L’œuvre d’art, contrairement aux productions de la nature, relève d’une intention, d’un désir de création. Elle porte la marque de la finalité. Le land art, qui combine artéfact et éléments naturels en organisant le dialogue entre deux ordres hétérogènes, n’échappe pas à la règle : c’est souvent le geste technique qui prédomine. De manière paradoxale, l’inscription humaine au sein d’un milieu naturel et la volonté de créer à partir d’éléments non artificiels pointent avec encore plus de force l’hétérogénéité entre l’ordre de la nature et celui de l’esprit. Au final, c’est toujours la démarche de l’artiste et le déploiement d’une idée qui s’impose au spectateur. Contempler une œuvre de land art, c’est être prisonnier de la démarche consciente d’un artiste, c’est comme se trouver enfermé dans un étau de significations, dans un cadre conceptuel qui ne nous laisse comme liberté qu’un faisceau déterminé d’interprétations. Or, si l’interprétation est indépassable, il est plus intéressant de créer soi-même le cadre mental à partir duquel les interprétations s’organisent et le sens advient. Si cela n’est guère possible avec une œuvre d’art, cela l’est parfois au contact de réalités dénuées de toute ambition artistique ou esthétique.

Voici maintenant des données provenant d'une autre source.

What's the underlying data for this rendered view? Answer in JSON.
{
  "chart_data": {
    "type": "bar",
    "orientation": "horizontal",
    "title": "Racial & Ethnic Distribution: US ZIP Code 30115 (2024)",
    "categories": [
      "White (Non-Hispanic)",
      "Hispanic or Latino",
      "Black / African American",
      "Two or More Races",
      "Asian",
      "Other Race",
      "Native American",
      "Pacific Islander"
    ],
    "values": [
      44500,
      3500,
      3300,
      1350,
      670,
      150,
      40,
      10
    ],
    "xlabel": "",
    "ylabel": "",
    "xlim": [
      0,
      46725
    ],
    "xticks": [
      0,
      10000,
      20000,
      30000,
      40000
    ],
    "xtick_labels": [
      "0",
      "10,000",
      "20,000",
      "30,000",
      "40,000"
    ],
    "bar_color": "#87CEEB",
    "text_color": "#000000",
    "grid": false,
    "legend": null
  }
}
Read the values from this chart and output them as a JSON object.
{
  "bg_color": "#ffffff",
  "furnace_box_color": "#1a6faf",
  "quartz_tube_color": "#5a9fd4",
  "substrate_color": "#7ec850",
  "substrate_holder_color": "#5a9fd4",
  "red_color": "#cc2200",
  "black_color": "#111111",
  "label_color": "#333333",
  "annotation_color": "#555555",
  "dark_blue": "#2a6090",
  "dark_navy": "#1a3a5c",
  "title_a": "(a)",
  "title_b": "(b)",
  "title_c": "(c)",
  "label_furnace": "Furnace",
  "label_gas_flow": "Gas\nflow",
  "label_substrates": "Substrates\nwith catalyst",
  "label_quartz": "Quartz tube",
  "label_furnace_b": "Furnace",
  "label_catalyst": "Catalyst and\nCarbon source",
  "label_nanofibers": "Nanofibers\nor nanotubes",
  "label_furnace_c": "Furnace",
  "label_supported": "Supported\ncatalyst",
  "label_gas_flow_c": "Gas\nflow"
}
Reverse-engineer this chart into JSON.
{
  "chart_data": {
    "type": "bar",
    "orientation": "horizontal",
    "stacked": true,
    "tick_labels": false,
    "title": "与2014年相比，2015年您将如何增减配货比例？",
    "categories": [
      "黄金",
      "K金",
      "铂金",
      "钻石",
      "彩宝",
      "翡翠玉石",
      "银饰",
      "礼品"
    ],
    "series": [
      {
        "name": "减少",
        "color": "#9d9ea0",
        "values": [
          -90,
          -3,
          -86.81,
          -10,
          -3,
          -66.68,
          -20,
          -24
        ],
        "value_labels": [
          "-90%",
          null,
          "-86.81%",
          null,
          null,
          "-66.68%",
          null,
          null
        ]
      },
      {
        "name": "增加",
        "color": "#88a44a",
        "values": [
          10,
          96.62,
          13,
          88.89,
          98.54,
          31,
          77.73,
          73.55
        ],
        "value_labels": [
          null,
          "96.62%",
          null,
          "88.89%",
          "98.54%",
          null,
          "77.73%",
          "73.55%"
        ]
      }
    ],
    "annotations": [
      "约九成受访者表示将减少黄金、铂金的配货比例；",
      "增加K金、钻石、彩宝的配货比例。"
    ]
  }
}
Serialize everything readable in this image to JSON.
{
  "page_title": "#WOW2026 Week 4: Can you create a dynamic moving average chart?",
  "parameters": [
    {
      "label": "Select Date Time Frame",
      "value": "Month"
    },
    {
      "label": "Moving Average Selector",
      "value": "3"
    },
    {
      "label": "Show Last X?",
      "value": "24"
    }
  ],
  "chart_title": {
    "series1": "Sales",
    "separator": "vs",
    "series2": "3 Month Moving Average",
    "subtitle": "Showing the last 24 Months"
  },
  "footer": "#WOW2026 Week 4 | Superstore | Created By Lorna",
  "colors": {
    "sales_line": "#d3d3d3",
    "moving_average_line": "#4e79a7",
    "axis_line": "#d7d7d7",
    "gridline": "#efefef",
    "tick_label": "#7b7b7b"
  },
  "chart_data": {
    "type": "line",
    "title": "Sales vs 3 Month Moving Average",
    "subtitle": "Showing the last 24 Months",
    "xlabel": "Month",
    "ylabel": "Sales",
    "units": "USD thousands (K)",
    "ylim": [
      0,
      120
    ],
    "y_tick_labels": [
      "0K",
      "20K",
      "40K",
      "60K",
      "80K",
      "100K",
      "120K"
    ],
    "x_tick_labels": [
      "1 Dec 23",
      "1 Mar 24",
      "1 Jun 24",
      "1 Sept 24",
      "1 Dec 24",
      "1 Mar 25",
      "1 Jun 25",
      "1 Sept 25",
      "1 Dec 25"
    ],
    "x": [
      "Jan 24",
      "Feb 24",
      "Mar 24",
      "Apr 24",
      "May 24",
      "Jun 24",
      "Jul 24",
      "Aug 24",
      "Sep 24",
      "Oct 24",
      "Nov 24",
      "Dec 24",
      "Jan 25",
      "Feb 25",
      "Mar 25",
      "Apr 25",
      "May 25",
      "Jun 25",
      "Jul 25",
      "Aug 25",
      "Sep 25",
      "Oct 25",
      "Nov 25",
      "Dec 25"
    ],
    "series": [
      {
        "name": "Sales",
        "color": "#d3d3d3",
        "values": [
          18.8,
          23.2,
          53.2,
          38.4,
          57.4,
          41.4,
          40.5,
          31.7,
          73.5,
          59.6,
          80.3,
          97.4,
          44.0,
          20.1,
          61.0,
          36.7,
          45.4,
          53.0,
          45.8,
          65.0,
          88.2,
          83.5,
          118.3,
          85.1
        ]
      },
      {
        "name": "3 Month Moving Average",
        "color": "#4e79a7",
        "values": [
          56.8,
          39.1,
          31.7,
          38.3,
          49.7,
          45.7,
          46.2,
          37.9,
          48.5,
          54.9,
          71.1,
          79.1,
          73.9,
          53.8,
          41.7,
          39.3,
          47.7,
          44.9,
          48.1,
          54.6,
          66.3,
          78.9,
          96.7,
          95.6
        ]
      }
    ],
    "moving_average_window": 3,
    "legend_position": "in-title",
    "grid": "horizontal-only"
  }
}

En voyage à Lisbonne, j’ai pu expérimenter et construire, il y a quelques jours, deux agencements de ce type. Dans le prolongement de la place du commerce, on tombe sur le quai aux colonnes. Là, on peut voir deux colonnes de pierre, dont la base est immergée, marquer comme une frontière entre l’estuaire du Tage et la terre ferme. Le ponton de pierre exposé aux marées, jadis débarcadère pour les transports maritimes de passagers, n’assume aujourd’hui plus aucune fonction. Réalité « a-signifiante », il s’éclaire d’une vie nouvelle par le regard que l’on pose sur lui. Les deux colonnes qui baignent dans l’eau de mer semblent appartenir à deux mondes. Elles sont à la fois les signes de la conquête de la civilisation portugaise et de sa maitrise de la mer, mais elles peuvent apparaitre aussi comme les vestiges du monde marin secret du grand Cthulhu chez Lovecraft. On peut associer en imagination la forte odeur d’algues et de vase qui émane de l’endroit aux créatures cauchemardesques du village d’Innsmooth. Mais plus profondément, ce qui est intéressant, c’est que cet agencement composé d’un élément naturel, la mer, et du produit de l’artifice humain, ne prend sens que pour celui qui s’en empare par l’imagination. Il n’y a pas de signification à déchiffrer, c’est le regardeur qui crée le sens, qui agence les éléments de manière intentionnelle. Le geste technique ou assembleur toujours porteur d’une signification propre à l’art disparait au profit du regard qui fabrique par la pensée une œuvre.
Voici un deuxième exemple qui vient illustrer mon propos. Au cœur du quartier du Chiado, on peut admirer les ruines de l’église du Carmo, dont la voûte a été entièrement détruite lors du tremblement de terre qui secoua violemment Lisbonne en 1755. Cette église à ciel ouvert qui a conservé ses murs et ses piliers n’existe plus à proprement parler comme espace sacré, car comme le fait remarquer l’historien des religions Mircea Eliade : « Pour l’homme religieux, l’espace n’est pas homogène : il y a des portions qualitativement différentes des autres […] Dans l’enceinte sacrée, le monde profane est transcendé, la communication avec les dieux est rendue possible ; par conséquent, il doit exister une porte vers l’en- haut ». Là, cette « porte » symbolique qui conduit à la surnature s’est volatilisée, ce sont désormais la nature et le soleil qui irradient l’intérieur de l’église. En détruisant ce qui constitue une frontière entre deux espaces perçus comme séparés et en livrant l’église à la seule puissance immanente, le processus aveugle et mécanique de la nature dissipe l’acte magico-culturel qui divise l’espace. Le sentiment du mysterium tremendum et fascinans a laissé place à la curiosité esthétique. Ce renversement est libérateur pour tous ceux qui sont agressés par le silence pesant qui règne à l’intérieur des édifices religieux. Car alors, ce qui fait penser, c’est l’affect ressenti devant les ruines. La nature devient démiurge involontaire par un processus de destruction. Ce qui est détruit s’ouvre à une nouvelle vie perceptive. Les apôtres de la transfiguration en sont pour leurs frais, le réel reprend ses droits.
Les faiseurs de monde, qu’ils soient prêtres ou artistes contemporains, ne me compteront décidément jamais dans leurs rangs. Je préfère toujours, quand cela est possible, créer mes propres agencements.